TELL ME ABOUT WHAT YOU ARE DOING NOW AND YOUR ENTERPRISE

I take care of all the family restaurants, and I have set up a ghost kitchen to give utility to a space that we had without use. It is a production kitchen where everything we produce is for delivery. I want to take advantage of the fact that I have an excellent product and give it more visibility. After negotiating with different delivery providers, I decided to set up my delivery service that I have called SwissCo Delivery. I am also setting up an e-commerce website. Being my own boss, I get involved in everything from making sushi, shopping at the market, and talking to motorists.

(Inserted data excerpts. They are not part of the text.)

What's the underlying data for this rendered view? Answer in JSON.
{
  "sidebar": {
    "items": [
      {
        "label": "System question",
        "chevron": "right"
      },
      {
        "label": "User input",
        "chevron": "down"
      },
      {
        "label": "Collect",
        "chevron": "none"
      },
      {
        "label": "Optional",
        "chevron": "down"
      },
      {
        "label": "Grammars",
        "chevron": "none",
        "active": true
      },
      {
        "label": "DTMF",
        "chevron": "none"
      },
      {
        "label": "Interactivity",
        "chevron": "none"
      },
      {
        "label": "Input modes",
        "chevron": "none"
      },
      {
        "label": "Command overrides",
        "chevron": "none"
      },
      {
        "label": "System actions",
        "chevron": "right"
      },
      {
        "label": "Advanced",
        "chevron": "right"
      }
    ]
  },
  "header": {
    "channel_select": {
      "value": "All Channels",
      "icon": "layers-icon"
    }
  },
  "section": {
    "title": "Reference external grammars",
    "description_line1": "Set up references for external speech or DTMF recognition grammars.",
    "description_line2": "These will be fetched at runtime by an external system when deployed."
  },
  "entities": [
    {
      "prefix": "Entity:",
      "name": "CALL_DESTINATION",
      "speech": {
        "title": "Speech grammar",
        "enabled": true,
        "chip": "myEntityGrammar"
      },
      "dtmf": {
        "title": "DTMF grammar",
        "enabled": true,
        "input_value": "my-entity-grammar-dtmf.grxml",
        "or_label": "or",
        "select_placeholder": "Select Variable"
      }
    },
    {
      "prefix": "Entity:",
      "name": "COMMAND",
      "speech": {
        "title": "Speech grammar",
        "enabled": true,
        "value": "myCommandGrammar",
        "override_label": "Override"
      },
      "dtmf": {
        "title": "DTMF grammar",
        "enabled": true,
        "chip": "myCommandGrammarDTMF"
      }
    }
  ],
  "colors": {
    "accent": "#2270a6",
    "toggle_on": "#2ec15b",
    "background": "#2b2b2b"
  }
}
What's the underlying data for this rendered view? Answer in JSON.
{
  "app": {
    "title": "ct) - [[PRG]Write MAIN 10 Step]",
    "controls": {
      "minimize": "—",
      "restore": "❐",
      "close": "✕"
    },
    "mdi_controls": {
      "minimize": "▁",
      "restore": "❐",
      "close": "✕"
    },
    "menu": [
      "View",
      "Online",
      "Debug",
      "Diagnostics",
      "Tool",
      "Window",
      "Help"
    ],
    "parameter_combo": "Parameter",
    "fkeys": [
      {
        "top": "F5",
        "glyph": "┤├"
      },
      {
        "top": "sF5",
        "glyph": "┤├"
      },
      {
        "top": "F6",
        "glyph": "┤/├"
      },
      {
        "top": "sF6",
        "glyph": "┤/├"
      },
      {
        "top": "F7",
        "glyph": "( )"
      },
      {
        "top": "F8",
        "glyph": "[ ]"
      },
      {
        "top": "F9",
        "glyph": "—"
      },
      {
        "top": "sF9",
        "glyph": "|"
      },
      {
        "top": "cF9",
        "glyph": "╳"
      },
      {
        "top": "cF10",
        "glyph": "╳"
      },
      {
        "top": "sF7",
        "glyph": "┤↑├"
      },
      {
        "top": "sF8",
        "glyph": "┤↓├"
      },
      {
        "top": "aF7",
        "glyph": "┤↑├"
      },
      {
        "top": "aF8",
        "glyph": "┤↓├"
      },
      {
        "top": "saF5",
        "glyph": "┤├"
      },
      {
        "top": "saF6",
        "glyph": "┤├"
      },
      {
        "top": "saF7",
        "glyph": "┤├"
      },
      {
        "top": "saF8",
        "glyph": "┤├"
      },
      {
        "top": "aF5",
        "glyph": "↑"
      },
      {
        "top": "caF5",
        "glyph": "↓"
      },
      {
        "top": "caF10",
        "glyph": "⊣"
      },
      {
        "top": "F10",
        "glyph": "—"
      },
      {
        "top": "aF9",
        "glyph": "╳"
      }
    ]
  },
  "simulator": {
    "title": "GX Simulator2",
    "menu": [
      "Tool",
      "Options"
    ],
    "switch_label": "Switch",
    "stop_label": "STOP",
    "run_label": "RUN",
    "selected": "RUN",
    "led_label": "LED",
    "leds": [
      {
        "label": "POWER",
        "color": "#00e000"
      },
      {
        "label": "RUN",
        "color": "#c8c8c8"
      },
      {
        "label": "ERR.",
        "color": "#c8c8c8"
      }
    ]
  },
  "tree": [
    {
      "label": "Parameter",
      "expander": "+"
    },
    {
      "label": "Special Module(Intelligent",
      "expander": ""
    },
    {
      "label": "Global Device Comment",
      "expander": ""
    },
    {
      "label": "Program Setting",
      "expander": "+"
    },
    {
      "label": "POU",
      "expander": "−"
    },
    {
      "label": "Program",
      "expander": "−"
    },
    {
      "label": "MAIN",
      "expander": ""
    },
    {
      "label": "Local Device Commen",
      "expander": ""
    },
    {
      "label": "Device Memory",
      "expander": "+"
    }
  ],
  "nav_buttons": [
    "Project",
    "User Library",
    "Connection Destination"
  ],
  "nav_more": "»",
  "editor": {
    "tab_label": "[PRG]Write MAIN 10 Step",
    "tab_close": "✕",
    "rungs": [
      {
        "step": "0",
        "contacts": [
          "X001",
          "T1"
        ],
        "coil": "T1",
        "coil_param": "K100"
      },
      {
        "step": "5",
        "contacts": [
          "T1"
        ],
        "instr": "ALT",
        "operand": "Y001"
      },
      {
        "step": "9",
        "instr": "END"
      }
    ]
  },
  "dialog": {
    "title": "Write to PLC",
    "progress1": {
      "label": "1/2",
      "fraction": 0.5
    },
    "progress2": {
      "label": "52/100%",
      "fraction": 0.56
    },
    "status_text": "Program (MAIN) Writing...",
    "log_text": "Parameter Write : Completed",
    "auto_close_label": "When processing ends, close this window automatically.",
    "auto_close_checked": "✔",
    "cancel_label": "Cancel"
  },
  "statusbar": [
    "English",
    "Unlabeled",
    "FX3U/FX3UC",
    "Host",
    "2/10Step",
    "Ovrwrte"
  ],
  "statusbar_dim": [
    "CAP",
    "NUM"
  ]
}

HOW DID YOUR EXPERIENCE AT IE BUSINESS SCHOOL HELP YOU IN CREATING AND LAUNCHING YOUR BUSINESS?

IE Business School has taught me to adapt, to create, and to believe in myself. It has also taught me to analyze to make decisions. It has made me a more analytical person with a tireless desire for self-improvement. It has given me the tools to become a successful person and create something different.

WHAT ADVICE WOULD YOU GIVE TO STUDENTS WHO ARE ABOUT TO BEGIN THE PROGRAM?

First, to make the most of all the opportunities IE Business School gives you, especially networking. Secondly, to get out of your comfort zone by doing things you are not so good at or haven’t done before.

WHAT ARE THE NEXT STEPS FOR YOUR BUSINESS?

I want to consolidate the ghost kitchen and grow it. I also dream about going back to Spain one day. I am already looking for business opportunities there that I could bring to Bolivia.